Pastel still life of a pink coffee mug, daisies in a small vase, and an open journal on a sunny kitchen table

I want to tell you about a tiny rebellion. It happened this morning, somewhere between Mark's truck pulling out of the driveway at five-thirty and Noah's first sleepy thump down the hall.

I locked the bathroom door. Just the bathroom. Just for five minutes. I drank a tall glass of water with half a lemon squeezed in it, I sat on the closed lid of the toilet like it was a velvet throne, and I opened the little robin-egg-blue journal Megan slipped into my birthday gift bag back in March. The first page was still blank. I have owned that journal for almost three months, friends, and I have written exactly zero words in it. Today I wrote four: I am still here.

That is the whole entry. I am still here. And then I sat there and felt how true it was. I am thirty-four. I am still here, in this little blue house on Sycamore Street, in Cedar Falls, with the wallpaper Mark and I keep meaning to peel off and a husband who works construction and a seven-year-old who draws horses on the backs of her math worksheets and a four-year-old who refuses to wear any shirt that isn't dinosaur-related. I am still here, and somewhere along the way I started saying sorry every time I tried to be here on purpose.

Sorry for closing the door. Sorry for the cold coffee. Sorry I haven't returned the casserole dish, Joanne. Sorry, sorry, sorry. I think most of us moms are walking around in an apology so constant it's like the hum of the fridge. You don't even hear it until it stops.

So this morning I stopped. I let Biscuit whine at the door, and I let the laundry sit in the basket, and I let the world wait for five whole minutes. When I came out, Noah was on the couch in his velociraptor pajamas, completely undisturbed by my absence, asking if pancakes were a possibility. They were not. Toast was a possibility.
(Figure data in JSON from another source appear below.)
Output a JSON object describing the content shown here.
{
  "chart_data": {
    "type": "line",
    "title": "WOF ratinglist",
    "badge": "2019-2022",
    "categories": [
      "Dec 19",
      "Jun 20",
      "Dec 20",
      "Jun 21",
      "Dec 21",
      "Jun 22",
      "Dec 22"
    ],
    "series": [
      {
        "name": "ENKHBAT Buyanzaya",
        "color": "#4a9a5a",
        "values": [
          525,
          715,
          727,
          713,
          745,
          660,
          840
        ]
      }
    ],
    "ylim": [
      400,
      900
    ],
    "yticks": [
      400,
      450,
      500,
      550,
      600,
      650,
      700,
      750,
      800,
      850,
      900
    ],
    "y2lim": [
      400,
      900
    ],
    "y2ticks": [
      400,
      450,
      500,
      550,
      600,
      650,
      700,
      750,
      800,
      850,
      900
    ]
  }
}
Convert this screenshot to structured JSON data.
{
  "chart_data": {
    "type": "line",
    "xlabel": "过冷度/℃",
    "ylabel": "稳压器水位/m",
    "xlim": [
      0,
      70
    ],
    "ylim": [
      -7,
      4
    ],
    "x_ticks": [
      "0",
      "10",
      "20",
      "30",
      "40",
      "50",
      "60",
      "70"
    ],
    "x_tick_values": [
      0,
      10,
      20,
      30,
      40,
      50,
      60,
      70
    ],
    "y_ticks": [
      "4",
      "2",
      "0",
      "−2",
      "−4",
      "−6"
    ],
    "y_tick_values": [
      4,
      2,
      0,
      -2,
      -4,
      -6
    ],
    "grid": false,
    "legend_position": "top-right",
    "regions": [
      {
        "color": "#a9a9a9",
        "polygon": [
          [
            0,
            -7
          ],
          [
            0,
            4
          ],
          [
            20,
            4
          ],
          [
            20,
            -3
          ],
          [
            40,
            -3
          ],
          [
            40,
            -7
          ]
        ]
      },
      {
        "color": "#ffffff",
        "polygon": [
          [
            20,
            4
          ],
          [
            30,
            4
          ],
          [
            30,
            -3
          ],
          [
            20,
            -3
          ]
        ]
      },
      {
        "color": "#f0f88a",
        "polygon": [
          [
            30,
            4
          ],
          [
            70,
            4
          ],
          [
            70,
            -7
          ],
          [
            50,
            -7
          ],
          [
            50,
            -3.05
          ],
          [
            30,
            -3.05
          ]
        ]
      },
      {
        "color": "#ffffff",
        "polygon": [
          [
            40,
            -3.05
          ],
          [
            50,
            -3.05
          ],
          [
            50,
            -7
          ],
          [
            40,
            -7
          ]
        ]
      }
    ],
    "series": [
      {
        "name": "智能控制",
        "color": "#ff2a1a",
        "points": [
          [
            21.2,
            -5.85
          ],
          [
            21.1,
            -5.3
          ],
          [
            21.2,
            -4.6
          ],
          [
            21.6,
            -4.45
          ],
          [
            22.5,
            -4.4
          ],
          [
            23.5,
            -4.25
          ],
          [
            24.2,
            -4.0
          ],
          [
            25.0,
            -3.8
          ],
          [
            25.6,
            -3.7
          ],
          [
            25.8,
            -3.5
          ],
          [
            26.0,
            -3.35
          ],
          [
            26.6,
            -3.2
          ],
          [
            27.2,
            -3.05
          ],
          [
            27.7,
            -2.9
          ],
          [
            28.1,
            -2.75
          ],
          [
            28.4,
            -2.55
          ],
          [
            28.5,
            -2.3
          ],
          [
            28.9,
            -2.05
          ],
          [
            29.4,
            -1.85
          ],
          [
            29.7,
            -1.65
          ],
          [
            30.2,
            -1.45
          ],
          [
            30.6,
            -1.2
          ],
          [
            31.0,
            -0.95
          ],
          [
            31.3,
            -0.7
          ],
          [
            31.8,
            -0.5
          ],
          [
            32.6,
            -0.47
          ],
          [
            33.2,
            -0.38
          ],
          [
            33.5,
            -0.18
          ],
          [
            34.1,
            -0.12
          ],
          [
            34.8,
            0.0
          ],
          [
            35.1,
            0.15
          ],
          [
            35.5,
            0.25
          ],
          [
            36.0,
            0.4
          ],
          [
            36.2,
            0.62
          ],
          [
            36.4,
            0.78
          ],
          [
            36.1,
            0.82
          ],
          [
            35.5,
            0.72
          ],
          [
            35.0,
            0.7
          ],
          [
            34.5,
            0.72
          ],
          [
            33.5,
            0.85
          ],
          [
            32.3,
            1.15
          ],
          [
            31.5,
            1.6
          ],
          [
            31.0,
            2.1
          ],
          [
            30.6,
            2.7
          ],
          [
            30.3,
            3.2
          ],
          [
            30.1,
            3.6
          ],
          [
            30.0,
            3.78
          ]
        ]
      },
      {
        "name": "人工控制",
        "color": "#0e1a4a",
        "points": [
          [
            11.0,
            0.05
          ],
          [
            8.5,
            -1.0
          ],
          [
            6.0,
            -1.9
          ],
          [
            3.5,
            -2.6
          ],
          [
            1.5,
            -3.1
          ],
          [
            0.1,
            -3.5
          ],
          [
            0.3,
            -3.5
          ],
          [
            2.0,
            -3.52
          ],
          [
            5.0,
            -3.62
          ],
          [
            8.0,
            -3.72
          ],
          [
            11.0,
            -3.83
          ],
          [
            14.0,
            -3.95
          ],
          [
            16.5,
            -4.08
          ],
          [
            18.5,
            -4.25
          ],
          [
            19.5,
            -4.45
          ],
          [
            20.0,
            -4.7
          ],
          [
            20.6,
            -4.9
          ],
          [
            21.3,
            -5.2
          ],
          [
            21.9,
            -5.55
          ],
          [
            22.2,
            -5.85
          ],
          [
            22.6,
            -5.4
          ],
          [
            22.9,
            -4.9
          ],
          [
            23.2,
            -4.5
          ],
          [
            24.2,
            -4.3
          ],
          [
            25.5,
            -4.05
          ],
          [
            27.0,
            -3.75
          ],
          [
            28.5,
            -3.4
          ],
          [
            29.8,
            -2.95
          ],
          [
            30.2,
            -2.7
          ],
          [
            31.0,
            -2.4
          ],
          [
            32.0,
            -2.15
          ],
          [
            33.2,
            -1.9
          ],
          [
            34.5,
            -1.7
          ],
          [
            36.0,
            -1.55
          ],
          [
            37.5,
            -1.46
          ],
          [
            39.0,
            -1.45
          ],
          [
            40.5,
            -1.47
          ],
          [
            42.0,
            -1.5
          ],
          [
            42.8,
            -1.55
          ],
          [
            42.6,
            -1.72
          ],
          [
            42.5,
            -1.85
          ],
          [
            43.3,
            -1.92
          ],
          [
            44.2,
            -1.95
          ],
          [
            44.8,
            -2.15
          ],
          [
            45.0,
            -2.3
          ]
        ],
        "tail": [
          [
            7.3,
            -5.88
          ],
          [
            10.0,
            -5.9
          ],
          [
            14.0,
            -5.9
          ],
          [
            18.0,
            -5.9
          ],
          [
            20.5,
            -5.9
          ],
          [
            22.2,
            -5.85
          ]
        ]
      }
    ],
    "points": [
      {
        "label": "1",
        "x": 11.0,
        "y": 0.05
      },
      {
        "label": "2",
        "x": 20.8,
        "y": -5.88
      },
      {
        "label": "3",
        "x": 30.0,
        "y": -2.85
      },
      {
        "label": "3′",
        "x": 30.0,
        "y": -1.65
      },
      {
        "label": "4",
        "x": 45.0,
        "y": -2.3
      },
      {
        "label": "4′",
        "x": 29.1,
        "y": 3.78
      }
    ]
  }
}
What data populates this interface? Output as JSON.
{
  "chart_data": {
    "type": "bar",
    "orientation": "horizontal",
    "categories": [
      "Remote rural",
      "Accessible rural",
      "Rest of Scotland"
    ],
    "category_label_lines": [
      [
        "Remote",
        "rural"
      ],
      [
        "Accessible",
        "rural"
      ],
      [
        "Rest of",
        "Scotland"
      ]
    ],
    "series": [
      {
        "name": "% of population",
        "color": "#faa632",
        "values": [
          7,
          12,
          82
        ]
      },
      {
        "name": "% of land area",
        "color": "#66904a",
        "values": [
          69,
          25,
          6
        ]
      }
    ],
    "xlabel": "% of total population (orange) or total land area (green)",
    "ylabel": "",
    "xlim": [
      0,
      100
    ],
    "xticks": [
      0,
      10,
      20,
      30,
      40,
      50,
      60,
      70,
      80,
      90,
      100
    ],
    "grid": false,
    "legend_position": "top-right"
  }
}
The thing nobody told me about staying in shape, staying attractive, staying like yourself in this hurricane of motherhood, is that it doesn't start at the gym. It starts at the bathroom door. It starts with the lock clicking and the lemon water and the four words on a blank page.

By the time I walked Emma to the bus stop the sun was hitting the maples just right. By the time I came home and folded Mark's work shirts I was humming. By the time I picked Noah up from preschool I had already done one round of squats in the kitchen during the spaghetti water, which I am counting as exercise, thank you very much.

Mark got home tired. We ate at the table because I made us. Emma told a long story about a girl named Harper who eats glue. Noah pretended his garlic bread was a pterodactyl. Biscuit waited under the table like she always does, hopeful and patient.

Now it's almost six o'clock and the kitchen is quiet and the light is gold and I am going to close this laptop, because the bath is running and Emma needs her hair combed and Mark wants to show me something on the porch about a bird he saw.

But before I go: try the lock. Try the five minutes. Try the four words. I love you, Lucy.